When I was a kid in growing up in Amarillo, Texas I browbeat my mother one day into helping me set up a Kool-Aid stand. I hand lettered a sign and, with her help, mixed up a pitcher of red Kool-Aid, hauled a folding card table out to the curb and set up shop.
It was the middle of summer, sweltering hot and I validated that day the retail maxim “location, location, location” – which is to say, my residential street didn’t have a lot of drive-by traffic.
I sold the entirety of two cups before the heat drove me out of business. One was to the sweet old lady who lived caddy-corner across the street. The other was to the Amarillo police officer, who saw me from the corner intersection about three houses down as he was driving by, and took a detour. Total gross sales; ten cents.
Jump a half century forward to Wednesday in nearby Overton and two little girls setting up a lemonade stand to raise money to buy their daddy a Father’s Day present.
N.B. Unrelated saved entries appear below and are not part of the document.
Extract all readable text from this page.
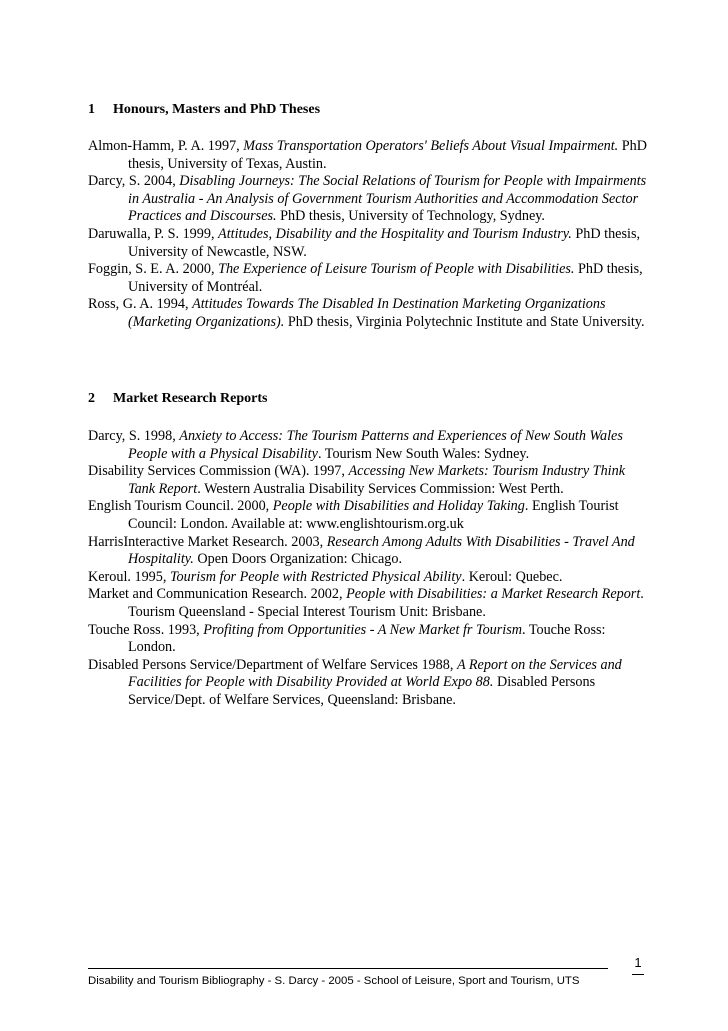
1 Honours, Masters and PhD Theses

Almon-Hamm, P. A. 1997, Mass Transportation Operators' Beliefs About Visual Impairment. PhD thesis, University of Texas, Austin.

Darcy, S. 2004, Disabling Journeys: The Social Relations of Tourism for People with Impairments in Australia - An Analysis of Government Tourism Authorities and Accommodation Sector Practices and Discourses. PhD thesis, University of Technology, Sydney.

Daruwalla, P. S. 1999, Attitudes, Disability and the Hospitality and Tourism Industry. PhD thesis, University of Newcastle, NSW.

Foggin, S. E. A. 2000, The Experience of Leisure Tourism of People with Disabilities. PhD thesis, University of Montréal.

Ross, G. A. 1994, Attitudes Towards The Disabled In Destination Marketing Organizations (Marketing Organizations). PhD thesis, Virginia Polytechnic Institute and State University.

2 Market Research Reports

Darcy, S. 1998, Anxiety to Access: The Tourism Patterns and Experiences of New South Wales People with a Physical Disability. Tourism New South Wales: Sydney.

Disability Services Commission (WA). 1997, Accessing New Markets: Tourism Industry Think Tank Report. Western Australia Disability Services Commission: West Perth.

English Tourism Council. 2000, People with Disabilities and Holiday Taking. English Tourist Council: London. Available at: www.englishtourism.org.uk

HarrisInteractive Market Research. 2003, Research Among Adults With Disabilities - Travel And Hospitality. Open Doors Organization: Chicago.

Keroul. 1995, Tourism for People with Restricted Physical Ability. Keroul: Quebec.

Market and Communication Research. 2002, People with Disabilities: a Market Research Report. Tourism Queensland - Special Interest Tourism Unit: Brisbane.

Touche Ross. 1993, Profiting from Opportunities - A New Market fr Tourism. Touche Ross: London.

Disabled Persons Service/Department of Welfare Services 1988, A Report on the Services and Facilities for People with Disability Provided at World Expo 88. Disabled Persons Service/Dept. of Welfare Services, Queensland: Brisbane.

Disability and Tourism Bibliography - S. Darcy - 2005 - School of Leisure, Sport and Tourism, UTS
1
Down upon them came the full weight of the 21st century American state.
The Overton police, rather than buying a cup of lemonade, shut them down. At least that’s what you and I would call it. But not the semanticists of the City of Overton. Overton mayor C.R. Evans was at pains to to tell me that the girls were not “shut down.” According to him they were simply told that they could not sell lemonade without obtaining a permit.
For those of us not in government, we call that “a distinction without a difference.”
The mayor went on to explain that such permitting is required by state law as a public health protection.
It must be a great comfort to the residents of Overton to know that they may sleep soundly at night, secure in the knowledge that no lemonade stand – devoid of the proper certificates and inspections and rubber stamps – can possibly threaten to unleash upon them a lemonade-borne pandemic.
I’d have a lot more respect for Mayor Evans if he had said, “I wish we had this one to do over.” But he instead did what all statists do when they get called out. He hid behind a hyper-literal interpretation of regulation and statute while intoning solemnly about public safety. (By a show of hands who has ever heard of someone getting sick from a kid’s lemonade stand? No one? Me neither.)
So our nation has devolved since we were handed its reins by our parents – the people who defeated Adolph Hitler and put men on the moon.
In the country they bequeathed to us, the lemonade stand was an All-American rite of passage – a first foray into entrepreneurism. In the country we are leaving to those two little girls in Overton, a lemonade stand animates the sprawling apparatus of the modern regulatory state — the first instinct of which is to stifle freedom and enterprise.